富山大学は9月1日、皮膚の上からレーザーを照射することで痛みを伝える神経細胞の活動を抑制することを、電気生理学的手法を用いた動物実験で検証したと発表した。同大学術研究部薬学・和漢系応用薬理学研究室の歌大介准教授と帝人ファーマ株式会社の石橋直也研究員らの研究グループによるもので、成果は「Journal of Clinical Medicine」に掲載されている。
低出力レーザー治療は、痛みの緩和、抗炎症効果、組織再生、傷の治癒など、さまざまな効果が報告されている治療法だ。しかしこの治療法のメカニズムはまだ解明されておらず、またレーザーは深部の組織に届きにくく効果も弱める可能性があるため、組織への到達度や効果の程度についての統一的な見解は存在しない。
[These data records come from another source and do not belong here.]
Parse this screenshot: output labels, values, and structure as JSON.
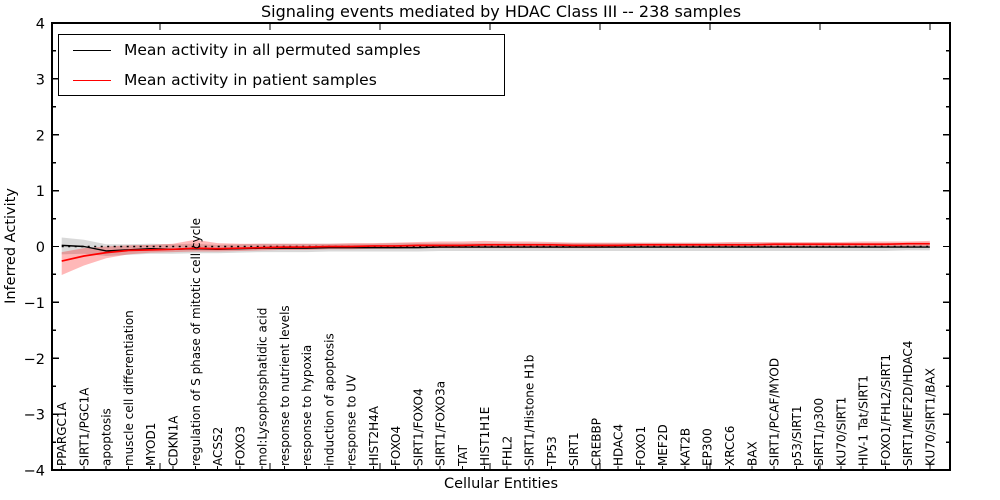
{
  "title": "Signaling events mediated by HDAC Class III -- 238 samples",
  "legend": {
    "items": [
      {
        "label": "Mean activity in all permuted samples",
        "color": "#000000"
      },
      {
        "label": "Mean activity in patient samples",
        "color": "#ff0000"
      }
    ]
  },
  "axes": {
    "ylabel": "Inferred Activity",
    "xlabel": "Cellular Entities",
    "ytick_labels": [
      "4",
      "3",
      "2",
      "1",
      "0",
      "−1",
      "−2",
      "−3",
      "−4"
    ],
    "ytick_values": [
      4,
      3,
      2,
      1,
      0,
      -1,
      -2,
      -3,
      -4
    ]
  },
  "chart_data": {
    "type": "line",
    "title": "Signaling events mediated by HDAC Class III -- 238 samples",
    "xlabel": "Cellular Entities",
    "ylabel": "Inferred Activity",
    "ylim": [
      -4,
      4
    ],
    "grid": false,
    "legend_position": "upper left",
    "zero_line": {
      "style": "dotted",
      "color": "#000000"
    },
    "categories": [
      "PPARGC1A",
      "SIRT1/PGC1A",
      "apoptosis",
      "muscle cell differentiation",
      "MYOD1",
      "CDKN1A",
      "regulation of S phase of mitotic cell cycle",
      "ACSS2",
      "FOXO3",
      "mol:Lysophosphatidic acid",
      "response to nutrient levels",
      "response to hypoxia",
      "induction of apoptosis",
      "response to UV",
      "HIST2H4A",
      "FOXO4",
      "SIRT1/FOXO4",
      "SIRT1/FOXO3a",
      "TAT",
      "HIST1H1E",
      "FHL2",
      "SIRT1/Histone H1b",
      "TP53",
      "SIRT1",
      "CREBBP",
      "HDAC4",
      "FOXO1",
      "MEF2D",
      "KAT2B",
      "EP300",
      "XRCC6",
      "BAX",
      "SIRT1/PCAF/MYOD",
      "p53/SIRT1",
      "SIRT1/p300",
      "KU70/SIRT1",
      "HIV-1 Tat/SIRT1",
      "FOXO1/FHL2/SIRT1",
      "SIRT1/MEF2D/HDAC4",
      "KU70/SIRT1/BAX"
    ],
    "series": [
      {
        "name": "Mean activity in all permuted samples",
        "color": "#000000",
        "line_width": 1.4,
        "values": [
          0.02,
          0.0,
          -0.08,
          -0.06,
          -0.04,
          -0.05,
          -0.04,
          -0.05,
          -0.04,
          -0.03,
          -0.03,
          -0.03,
          -0.02,
          -0.02,
          -0.02,
          -0.02,
          -0.02,
          -0.01,
          -0.01,
          -0.01,
          -0.01,
          -0.01,
          -0.01,
          -0.01,
          -0.01,
          -0.01,
          -0.01,
          -0.01,
          -0.01,
          -0.01,
          -0.01,
          -0.01,
          -0.01,
          -0.01,
          -0.01,
          -0.01,
          -0.01,
          -0.01,
          -0.01,
          -0.01
        ],
        "band": {
          "color": "rgba(120,120,120,0.28)",
          "low": [
            -0.14,
            -0.13,
            -0.17,
            -0.15,
            -0.13,
            -0.13,
            -0.12,
            -0.12,
            -0.11,
            -0.1,
            -0.1,
            -0.1,
            -0.09,
            -0.09,
            -0.09,
            -0.09,
            -0.09,
            -0.08,
            -0.08,
            -0.08,
            -0.08,
            -0.08,
            -0.08,
            -0.08,
            -0.08,
            -0.08,
            -0.08,
            -0.08,
            -0.08,
            -0.08,
            -0.08,
            -0.08,
            -0.08,
            -0.08,
            -0.08,
            -0.08,
            -0.08,
            -0.08,
            -0.07,
            -0.07
          ],
          "high": [
            0.16,
            0.12,
            0.04,
            0.04,
            0.05,
            0.04,
            0.05,
            0.03,
            0.04,
            0.05,
            0.05,
            0.05,
            0.05,
            0.05,
            0.05,
            0.06,
            0.06,
            0.06,
            0.06,
            0.06,
            0.06,
            0.06,
            0.06,
            0.06,
            0.06,
            0.06,
            0.06,
            0.06,
            0.06,
            0.06,
            0.06,
            0.06,
            0.06,
            0.06,
            0.06,
            0.06,
            0.06,
            0.06,
            0.06,
            0.06
          ]
        }
      },
      {
        "name": "Mean activity in patient samples",
        "color": "#ff0000",
        "line_width": 1.7,
        "values": [
          -0.26,
          -0.17,
          -0.11,
          -0.07,
          -0.06,
          -0.05,
          -0.03,
          -0.04,
          -0.03,
          -0.02,
          -0.01,
          -0.01,
          0.0,
          0.0,
          0.01,
          0.01,
          0.02,
          0.02,
          0.02,
          0.03,
          0.03,
          0.03,
          0.03,
          0.02,
          0.02,
          0.02,
          0.03,
          0.03,
          0.03,
          0.03,
          0.03,
          0.03,
          0.04,
          0.04,
          0.04,
          0.04,
          0.04,
          0.04,
          0.05,
          0.05
        ],
        "band": {
          "color": "rgba(255,0,0,0.28)",
          "low": [
            -0.51,
            -0.34,
            -0.21,
            -0.14,
            -0.11,
            -0.1,
            -0.09,
            -0.09,
            -0.08,
            -0.07,
            -0.06,
            -0.06,
            -0.05,
            -0.05,
            -0.04,
            -0.04,
            -0.03,
            -0.03,
            -0.03,
            -0.03,
            -0.03,
            -0.03,
            -0.03,
            -0.03,
            -0.03,
            -0.02,
            -0.02,
            -0.02,
            -0.02,
            -0.02,
            -0.01,
            -0.01,
            -0.01,
            -0.01,
            -0.01,
            0.0,
            0.0,
            0.0,
            0.0,
            0.01
          ],
          "high": [
            -0.1,
            -0.03,
            0.0,
            0.02,
            0.03,
            0.05,
            0.12,
            0.06,
            0.05,
            0.05,
            0.05,
            0.05,
            0.05,
            0.06,
            0.06,
            0.07,
            0.08,
            0.09,
            0.09,
            0.1,
            0.09,
            0.09,
            0.08,
            0.07,
            0.07,
            0.07,
            0.07,
            0.07,
            0.07,
            0.07,
            0.08,
            0.08,
            0.08,
            0.08,
            0.08,
            0.08,
            0.09,
            0.09,
            0.09,
            0.1
          ]
        }
      }
    ]
  }
}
そこで今回の研究では、経皮的なレーザー照射が神経伝達に与える影響や、レーザーの到達度を電気生理学的手法とフォトダイオードセンサを用いて評価した。
実験では成熟ラットの脊髄後角に記録電極を刺入し、皮膚に機械刺激を加えることで脊髄後角の神経細胞の発火を記録した。さらに、坐骨神経にフォトダイオードセンサを埋め込み、レーザーが坐骨神経に到達するかを検証した。
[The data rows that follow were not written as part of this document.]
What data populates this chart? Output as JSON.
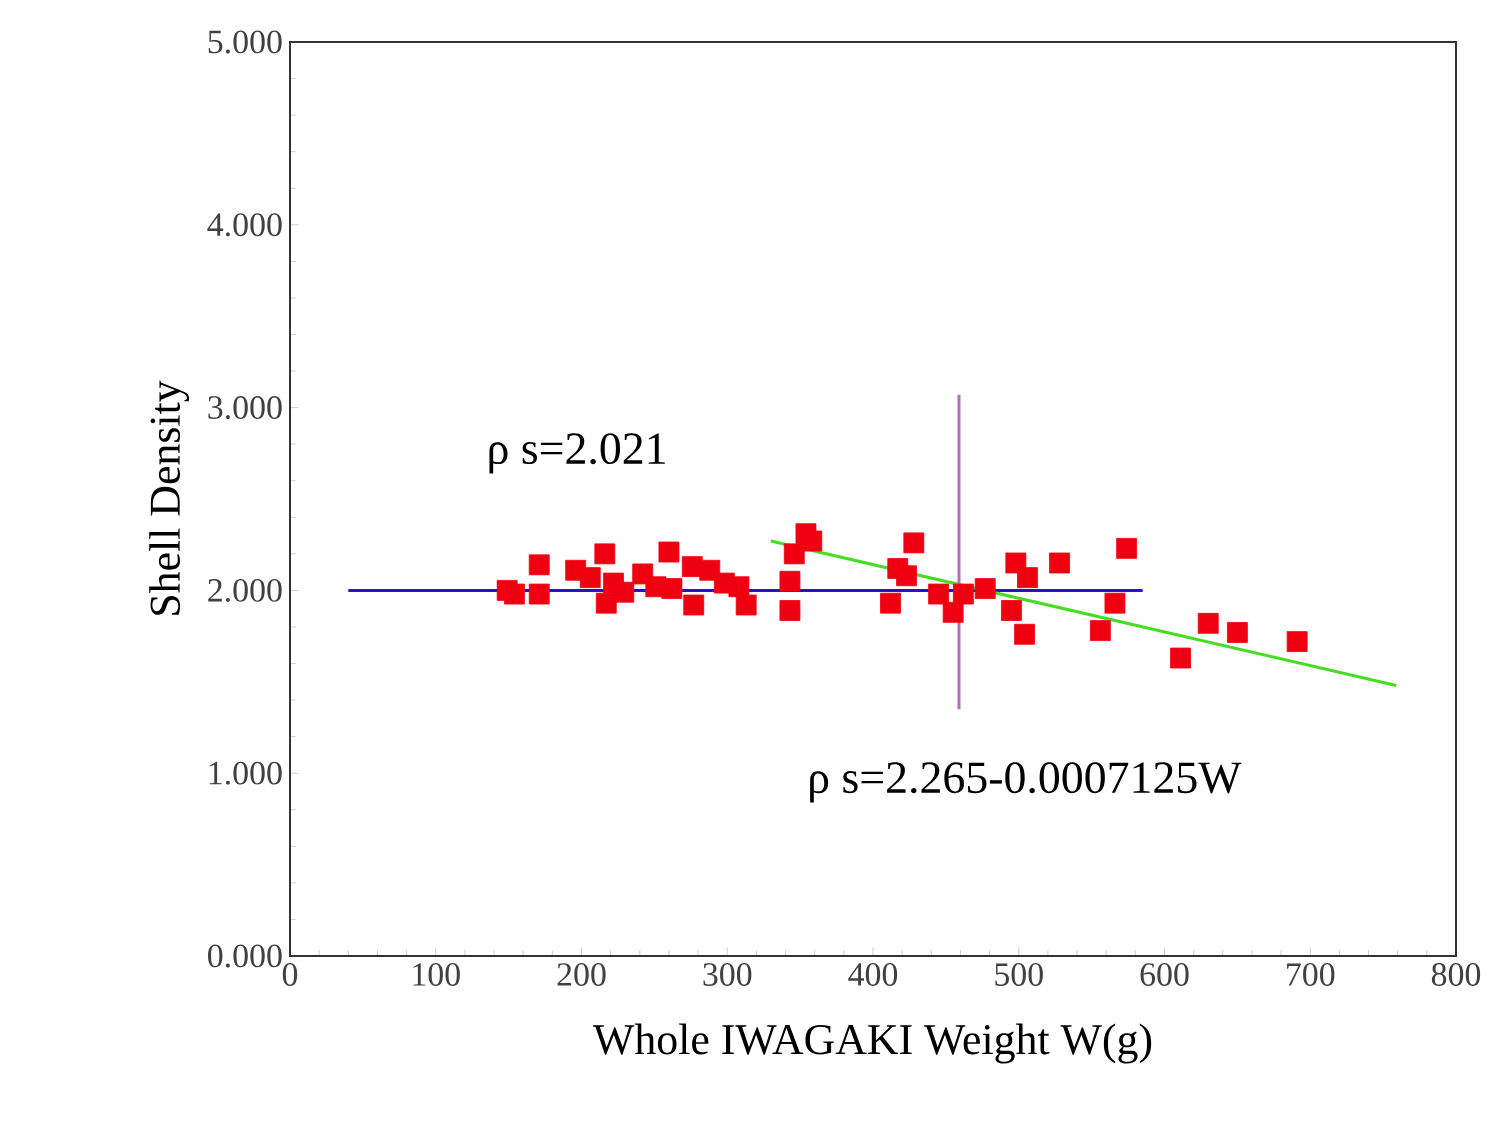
{
  "chart_data": {
    "type": "scatter",
    "xlabel": "Whole IWAGAKI Weight W(g)",
    "ylabel": "Shell Density",
    "annotations": [
      "ρ s=2.021",
      "ρ s=2.265-0.0007125W"
    ],
    "series": [
      {
        "color": "#ee0011",
        "marker": "square",
        "x": [
          149,
          154,
          171,
          171,
          196,
          206,
          216,
          217,
          222,
          229,
          242,
          251,
          260,
          262,
          276,
          277,
          288,
          298,
          308,
          313,
          343,
          343,
          346,
          354,
          358,
          412,
          417,
          423,
          428,
          445,
          455,
          462,
          477,
          495,
          498,
          504,
          506,
          528,
          556,
          566,
          574,
          611,
          630,
          650,
          691
        ],
        "values": [
          2.0,
          1.98,
          2.14,
          1.98,
          2.11,
          2.07,
          2.2,
          1.93,
          2.04,
          1.99,
          2.09,
          2.02,
          2.21,
          2.01,
          2.13,
          1.92,
          2.11,
          2.04,
          2.02,
          1.92,
          2.05,
          1.89,
          2.2,
          2.31,
          2.27,
          1.93,
          2.12,
          2.08,
          2.26,
          1.98,
          1.88,
          1.98,
          2.01,
          1.89,
          2.15,
          1.76,
          2.07,
          2.15,
          1.78,
          1.93,
          2.23,
          1.63,
          1.82,
          1.77,
          1.72
        ]
      },
      {
        "type": "line",
        "color": "#2a10c8",
        "x": [
          40,
          585
        ],
        "values": [
          2.0,
          2.0
        ]
      },
      {
        "type": "line",
        "color": "#44dd22",
        "x": [
          330,
          759
        ],
        "values": [
          2.27,
          1.48
        ]
      },
      {
        "type": "line",
        "color": "#b070b8",
        "x": [
          459,
          459
        ],
        "values": [
          1.35,
          3.07
        ]
      }
    ],
    "xlim": [
      0,
      800
    ],
    "xticks": [
      0,
      100,
      200,
      300,
      400,
      500,
      600,
      700,
      800
    ],
    "ylim": [
      0,
      5
    ],
    "yticks": [
      {
        "value": 0,
        "label": "0.000"
      },
      {
        "value": 1,
        "label": "1.000"
      },
      {
        "value": 2,
        "label": "2.000"
      },
      {
        "value": 3,
        "label": "3.000"
      },
      {
        "value": 4,
        "label": "4.000"
      },
      {
        "value": 5,
        "label": "5.000"
      }
    ],
    "grid": false
  }
}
その結果、経皮的レーザー照射は触刺激による神経活動には影響を与えず、痛み刺激による神経活動を選択的に抑えることが明らかになった。また、レーザーは皮膚で約90%が減少し、残り約10%が坐骨神経に到達したことも示された。これらの結果から、低出力レーザー治療が比較的広いレーザーの強さで効果を発揮することが示唆された。
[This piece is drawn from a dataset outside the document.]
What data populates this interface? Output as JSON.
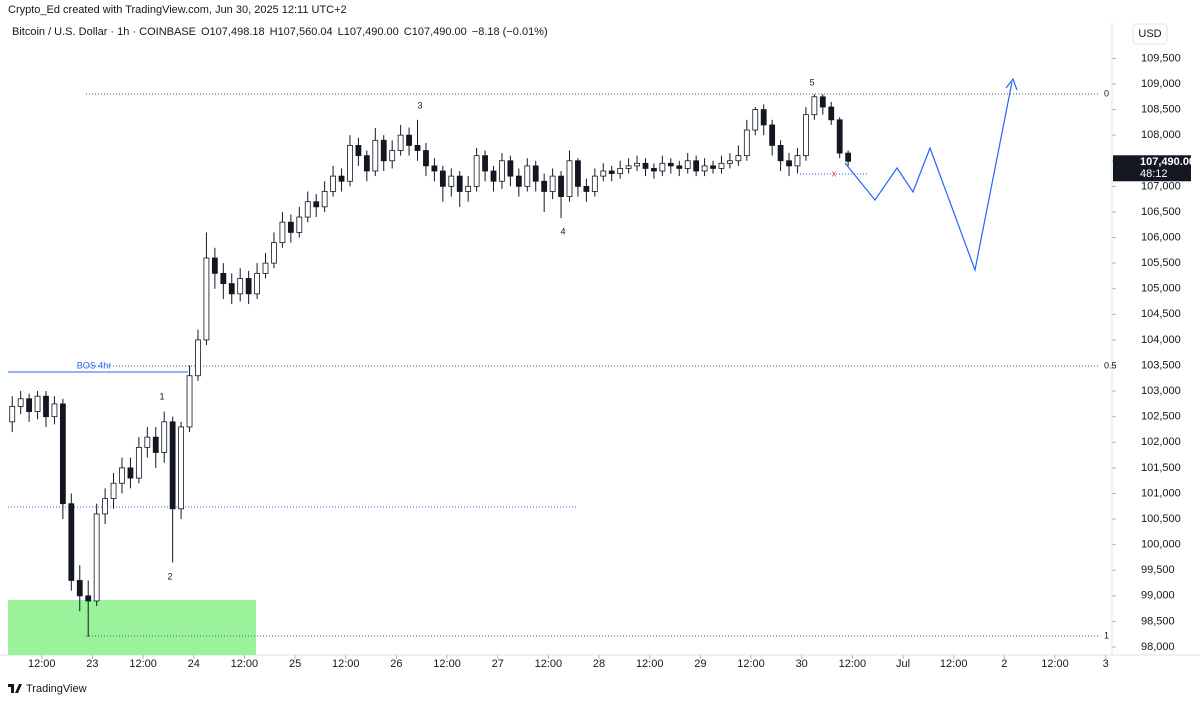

&Buzzとしては、この研究成果は非常に興味深いものであり、低出力レーザー治療をより効果的に利用できる可能性を示しています。痛みの緩和や組織再生など、さまざまな効果が期待されるこの治療法が、神経活動の抑制によってさらなる進化が見込まれます。
しかしながら、まだメカニズムや効果の程度について解明されていない部分もあります。今後の研究で、治療の仕組みや痛みの取り除き方について詳しく解明できることを願っています。また、この研究成果が臨床へ応用され、さらに多くの人々に利益をもたらすことを期待しています。